If you like Gordon Setters this is the place for you but if you don't maybe you can learn something new. If you want to get to the Photo Gallery right away scroll down and click on the book.
      History: A large breed created by the Duke of Gordon of Scotland in the late eighteenth century, the Gordon Setter is the biggest of the setter family, with a beautiful, shiny coat, and a sturdy, well-balanced body. Although it was originally an excellent gundog, this breed also makes a good house companion because of its loving nature. Because of its beauty and abilities, this breed gradually gained popularity among dog-lovers after the nineteenth century, when the American politician Daniel Wevster first imported it to America. It has since been modified every year to improve its hunting abilities.
        Body: The Gordon Setter has a well-balanced, well-boned body; a strong, shortish back; a sculpturesque, sharp head; dark brown eyes; and a relatively short tail. The soft, shiny coat is either straight or slightly wavy, with feathering on the ears, abdomen, legs, and tail. The color is black, or chestnut with reddish mahogany markings above the eyes and on the muzzle, throat, chest, toes, inside of the hind legs, and underside of the tail. Black should not be mixed in with these markings, but white markings on the chest and black penciling on the toes is permissible.

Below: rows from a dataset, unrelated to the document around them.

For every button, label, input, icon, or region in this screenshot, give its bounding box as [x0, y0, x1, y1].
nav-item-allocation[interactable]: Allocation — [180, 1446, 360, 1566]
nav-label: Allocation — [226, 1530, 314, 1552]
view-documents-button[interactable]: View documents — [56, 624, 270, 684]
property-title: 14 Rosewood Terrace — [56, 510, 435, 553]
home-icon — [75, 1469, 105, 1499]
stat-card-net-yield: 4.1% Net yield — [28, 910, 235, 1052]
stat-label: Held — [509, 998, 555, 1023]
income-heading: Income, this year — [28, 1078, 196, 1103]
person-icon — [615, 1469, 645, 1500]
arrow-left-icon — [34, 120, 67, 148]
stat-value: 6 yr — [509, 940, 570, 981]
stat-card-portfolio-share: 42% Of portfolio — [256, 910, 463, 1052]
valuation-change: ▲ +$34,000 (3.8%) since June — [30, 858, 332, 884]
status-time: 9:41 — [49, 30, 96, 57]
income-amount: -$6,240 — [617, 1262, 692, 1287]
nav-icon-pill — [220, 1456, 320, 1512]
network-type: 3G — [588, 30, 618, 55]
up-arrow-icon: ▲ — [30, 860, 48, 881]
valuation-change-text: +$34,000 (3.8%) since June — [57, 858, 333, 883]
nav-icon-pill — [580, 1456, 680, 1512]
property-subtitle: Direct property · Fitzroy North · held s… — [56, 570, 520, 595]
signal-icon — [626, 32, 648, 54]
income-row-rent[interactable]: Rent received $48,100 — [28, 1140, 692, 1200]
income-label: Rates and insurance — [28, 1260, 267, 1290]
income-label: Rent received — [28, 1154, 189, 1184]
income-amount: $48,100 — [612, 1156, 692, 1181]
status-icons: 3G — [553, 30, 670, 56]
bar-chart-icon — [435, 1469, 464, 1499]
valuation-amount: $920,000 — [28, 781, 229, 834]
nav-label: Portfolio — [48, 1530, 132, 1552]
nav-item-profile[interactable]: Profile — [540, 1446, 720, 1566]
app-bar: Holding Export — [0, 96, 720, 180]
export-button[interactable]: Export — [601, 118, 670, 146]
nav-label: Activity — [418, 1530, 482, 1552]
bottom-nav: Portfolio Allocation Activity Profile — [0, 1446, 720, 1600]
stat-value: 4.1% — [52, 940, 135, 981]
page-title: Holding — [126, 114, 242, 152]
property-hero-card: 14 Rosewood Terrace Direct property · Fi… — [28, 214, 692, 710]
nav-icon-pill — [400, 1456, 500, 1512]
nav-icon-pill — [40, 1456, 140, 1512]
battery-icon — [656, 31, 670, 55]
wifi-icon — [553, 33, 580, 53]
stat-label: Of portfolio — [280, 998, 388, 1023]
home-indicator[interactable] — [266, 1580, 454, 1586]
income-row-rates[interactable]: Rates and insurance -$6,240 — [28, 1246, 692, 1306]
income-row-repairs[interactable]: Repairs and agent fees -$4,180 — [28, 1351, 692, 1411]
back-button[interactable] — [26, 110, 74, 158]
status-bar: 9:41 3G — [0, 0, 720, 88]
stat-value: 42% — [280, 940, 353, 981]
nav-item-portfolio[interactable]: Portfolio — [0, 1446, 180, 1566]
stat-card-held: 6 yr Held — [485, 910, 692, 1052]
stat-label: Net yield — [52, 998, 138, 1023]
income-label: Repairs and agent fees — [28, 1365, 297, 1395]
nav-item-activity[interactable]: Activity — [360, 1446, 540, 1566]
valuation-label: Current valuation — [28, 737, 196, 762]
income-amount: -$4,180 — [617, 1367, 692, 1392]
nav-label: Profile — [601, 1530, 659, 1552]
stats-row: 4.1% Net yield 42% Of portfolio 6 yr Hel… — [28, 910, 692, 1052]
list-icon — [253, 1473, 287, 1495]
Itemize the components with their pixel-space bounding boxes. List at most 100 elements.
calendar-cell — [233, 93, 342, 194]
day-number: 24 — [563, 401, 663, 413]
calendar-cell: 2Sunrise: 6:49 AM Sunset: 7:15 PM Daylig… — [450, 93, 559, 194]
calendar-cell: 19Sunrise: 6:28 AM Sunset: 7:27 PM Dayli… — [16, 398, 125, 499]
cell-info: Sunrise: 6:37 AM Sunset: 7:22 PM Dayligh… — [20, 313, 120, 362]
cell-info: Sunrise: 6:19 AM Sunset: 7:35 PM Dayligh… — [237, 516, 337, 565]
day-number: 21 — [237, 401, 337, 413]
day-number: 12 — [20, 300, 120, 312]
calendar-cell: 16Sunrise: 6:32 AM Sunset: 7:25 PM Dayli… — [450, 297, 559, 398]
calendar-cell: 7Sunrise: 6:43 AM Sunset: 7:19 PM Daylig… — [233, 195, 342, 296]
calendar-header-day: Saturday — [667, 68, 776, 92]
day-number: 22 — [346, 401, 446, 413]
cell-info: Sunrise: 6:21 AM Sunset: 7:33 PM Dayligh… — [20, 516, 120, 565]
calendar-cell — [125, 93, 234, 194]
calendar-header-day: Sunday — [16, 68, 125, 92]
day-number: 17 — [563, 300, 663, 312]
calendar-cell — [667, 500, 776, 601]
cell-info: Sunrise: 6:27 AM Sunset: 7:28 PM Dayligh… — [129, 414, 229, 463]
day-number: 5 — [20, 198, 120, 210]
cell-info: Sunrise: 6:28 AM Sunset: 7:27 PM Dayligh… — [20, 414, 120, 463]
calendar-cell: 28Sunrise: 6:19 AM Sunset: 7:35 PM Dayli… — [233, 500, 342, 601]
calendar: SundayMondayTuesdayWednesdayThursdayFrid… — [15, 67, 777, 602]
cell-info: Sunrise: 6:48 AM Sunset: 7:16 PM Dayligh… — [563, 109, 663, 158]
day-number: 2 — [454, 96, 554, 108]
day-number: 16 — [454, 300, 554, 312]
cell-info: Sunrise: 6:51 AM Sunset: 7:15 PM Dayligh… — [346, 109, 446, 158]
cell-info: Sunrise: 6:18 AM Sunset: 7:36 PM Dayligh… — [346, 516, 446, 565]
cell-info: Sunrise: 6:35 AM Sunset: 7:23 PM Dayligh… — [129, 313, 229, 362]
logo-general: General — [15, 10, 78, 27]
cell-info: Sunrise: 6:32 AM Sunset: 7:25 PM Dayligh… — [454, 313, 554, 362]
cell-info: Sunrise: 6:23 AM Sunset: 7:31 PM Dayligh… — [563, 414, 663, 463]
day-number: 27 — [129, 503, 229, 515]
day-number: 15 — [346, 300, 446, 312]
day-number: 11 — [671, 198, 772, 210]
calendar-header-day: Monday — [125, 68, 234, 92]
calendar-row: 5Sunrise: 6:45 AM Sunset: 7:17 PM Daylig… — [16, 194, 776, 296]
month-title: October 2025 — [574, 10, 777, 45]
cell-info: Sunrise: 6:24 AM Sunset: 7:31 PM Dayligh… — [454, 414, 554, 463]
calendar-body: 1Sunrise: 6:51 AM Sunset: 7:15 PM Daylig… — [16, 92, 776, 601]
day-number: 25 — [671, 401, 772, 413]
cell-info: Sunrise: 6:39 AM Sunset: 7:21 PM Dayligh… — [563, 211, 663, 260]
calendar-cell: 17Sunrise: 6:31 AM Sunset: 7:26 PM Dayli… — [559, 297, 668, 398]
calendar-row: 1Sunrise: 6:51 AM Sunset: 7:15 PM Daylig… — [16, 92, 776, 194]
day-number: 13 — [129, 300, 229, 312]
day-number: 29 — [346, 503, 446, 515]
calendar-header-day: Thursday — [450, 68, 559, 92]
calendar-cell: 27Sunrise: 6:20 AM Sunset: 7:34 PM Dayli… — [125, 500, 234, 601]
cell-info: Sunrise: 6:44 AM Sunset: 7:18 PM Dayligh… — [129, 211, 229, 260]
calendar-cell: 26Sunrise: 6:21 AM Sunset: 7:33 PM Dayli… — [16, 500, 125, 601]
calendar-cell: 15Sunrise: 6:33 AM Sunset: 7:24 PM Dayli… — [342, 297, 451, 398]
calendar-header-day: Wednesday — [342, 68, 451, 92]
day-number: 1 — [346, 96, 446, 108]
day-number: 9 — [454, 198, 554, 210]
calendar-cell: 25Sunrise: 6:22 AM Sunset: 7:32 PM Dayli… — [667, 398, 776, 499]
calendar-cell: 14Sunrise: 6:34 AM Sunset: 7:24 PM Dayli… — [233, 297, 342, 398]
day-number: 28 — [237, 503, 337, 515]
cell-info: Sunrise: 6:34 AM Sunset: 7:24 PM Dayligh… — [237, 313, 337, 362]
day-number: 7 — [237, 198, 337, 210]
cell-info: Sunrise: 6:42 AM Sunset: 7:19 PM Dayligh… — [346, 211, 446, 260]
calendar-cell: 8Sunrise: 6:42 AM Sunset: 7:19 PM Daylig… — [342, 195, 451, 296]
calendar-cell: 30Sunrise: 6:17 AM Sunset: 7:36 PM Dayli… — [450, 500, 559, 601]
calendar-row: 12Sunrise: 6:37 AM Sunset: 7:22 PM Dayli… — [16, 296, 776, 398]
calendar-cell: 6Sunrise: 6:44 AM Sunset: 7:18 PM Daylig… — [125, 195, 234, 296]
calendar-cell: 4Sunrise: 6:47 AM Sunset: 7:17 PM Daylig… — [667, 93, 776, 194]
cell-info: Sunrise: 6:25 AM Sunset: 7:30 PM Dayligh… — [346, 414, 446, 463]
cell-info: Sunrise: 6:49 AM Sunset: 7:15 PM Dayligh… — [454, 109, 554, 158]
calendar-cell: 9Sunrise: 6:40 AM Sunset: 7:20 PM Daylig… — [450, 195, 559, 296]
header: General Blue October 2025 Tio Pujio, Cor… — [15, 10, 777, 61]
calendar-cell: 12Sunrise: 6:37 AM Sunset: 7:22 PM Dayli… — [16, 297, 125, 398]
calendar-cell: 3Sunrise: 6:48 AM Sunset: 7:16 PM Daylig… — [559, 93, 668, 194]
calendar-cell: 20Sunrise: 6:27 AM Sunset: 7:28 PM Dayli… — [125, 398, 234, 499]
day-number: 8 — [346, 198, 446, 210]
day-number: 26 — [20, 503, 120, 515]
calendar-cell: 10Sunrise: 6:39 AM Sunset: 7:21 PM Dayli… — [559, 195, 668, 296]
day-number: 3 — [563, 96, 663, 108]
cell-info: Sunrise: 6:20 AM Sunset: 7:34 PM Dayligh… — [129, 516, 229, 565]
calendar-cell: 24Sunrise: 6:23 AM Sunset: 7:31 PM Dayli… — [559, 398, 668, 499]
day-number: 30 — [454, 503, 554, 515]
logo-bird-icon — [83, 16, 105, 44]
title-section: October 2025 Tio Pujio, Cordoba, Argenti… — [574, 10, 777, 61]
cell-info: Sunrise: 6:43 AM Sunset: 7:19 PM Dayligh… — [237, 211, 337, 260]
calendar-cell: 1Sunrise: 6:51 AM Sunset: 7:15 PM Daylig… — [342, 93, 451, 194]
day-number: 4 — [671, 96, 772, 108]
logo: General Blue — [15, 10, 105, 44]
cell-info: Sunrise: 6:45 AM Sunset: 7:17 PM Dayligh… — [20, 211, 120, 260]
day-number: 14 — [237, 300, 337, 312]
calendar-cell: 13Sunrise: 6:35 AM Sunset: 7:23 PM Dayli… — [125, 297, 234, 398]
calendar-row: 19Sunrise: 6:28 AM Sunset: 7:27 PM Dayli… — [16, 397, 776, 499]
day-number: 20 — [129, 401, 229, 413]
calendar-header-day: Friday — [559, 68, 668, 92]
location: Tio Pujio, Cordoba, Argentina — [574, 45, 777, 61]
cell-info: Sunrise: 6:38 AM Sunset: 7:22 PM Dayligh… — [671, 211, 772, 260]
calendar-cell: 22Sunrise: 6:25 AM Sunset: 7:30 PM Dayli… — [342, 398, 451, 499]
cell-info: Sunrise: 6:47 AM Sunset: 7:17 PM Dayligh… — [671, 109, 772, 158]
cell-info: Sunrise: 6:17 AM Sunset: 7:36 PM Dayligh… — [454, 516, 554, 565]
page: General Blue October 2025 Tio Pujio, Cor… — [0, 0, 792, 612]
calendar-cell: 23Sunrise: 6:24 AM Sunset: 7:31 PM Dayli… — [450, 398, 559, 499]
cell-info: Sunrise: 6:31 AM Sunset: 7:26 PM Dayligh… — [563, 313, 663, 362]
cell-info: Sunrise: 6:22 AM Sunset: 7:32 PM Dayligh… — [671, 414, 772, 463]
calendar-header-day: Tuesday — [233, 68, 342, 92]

        Character:  Loving cheerful, curious, agile, active, fearless, and brave, the Gordon Setter is very gentle with children and is very quiet, understands its master well, and is highly obedient. Alert to strangers and sometimes aggressive toward other dogs, it also is suspicious in nature and makes a good guard dog.

        Care:  Proper care must be given to maintain the coat's beauty and noble appearance.

        Exercise: Lack of exercise will make this dog nervous or difficult to handle. It's necessary to walk or run the dog a distance of a least one mile a day. Because this dog has the setter's habit of pacing it does not adjust to living indoors.

        Training: Obedience training must be thourough.

    Puppies: Thelitters average eight very healthy and strong puppies. Easy to care for, they soon grow accustomed to a new enviroment and people.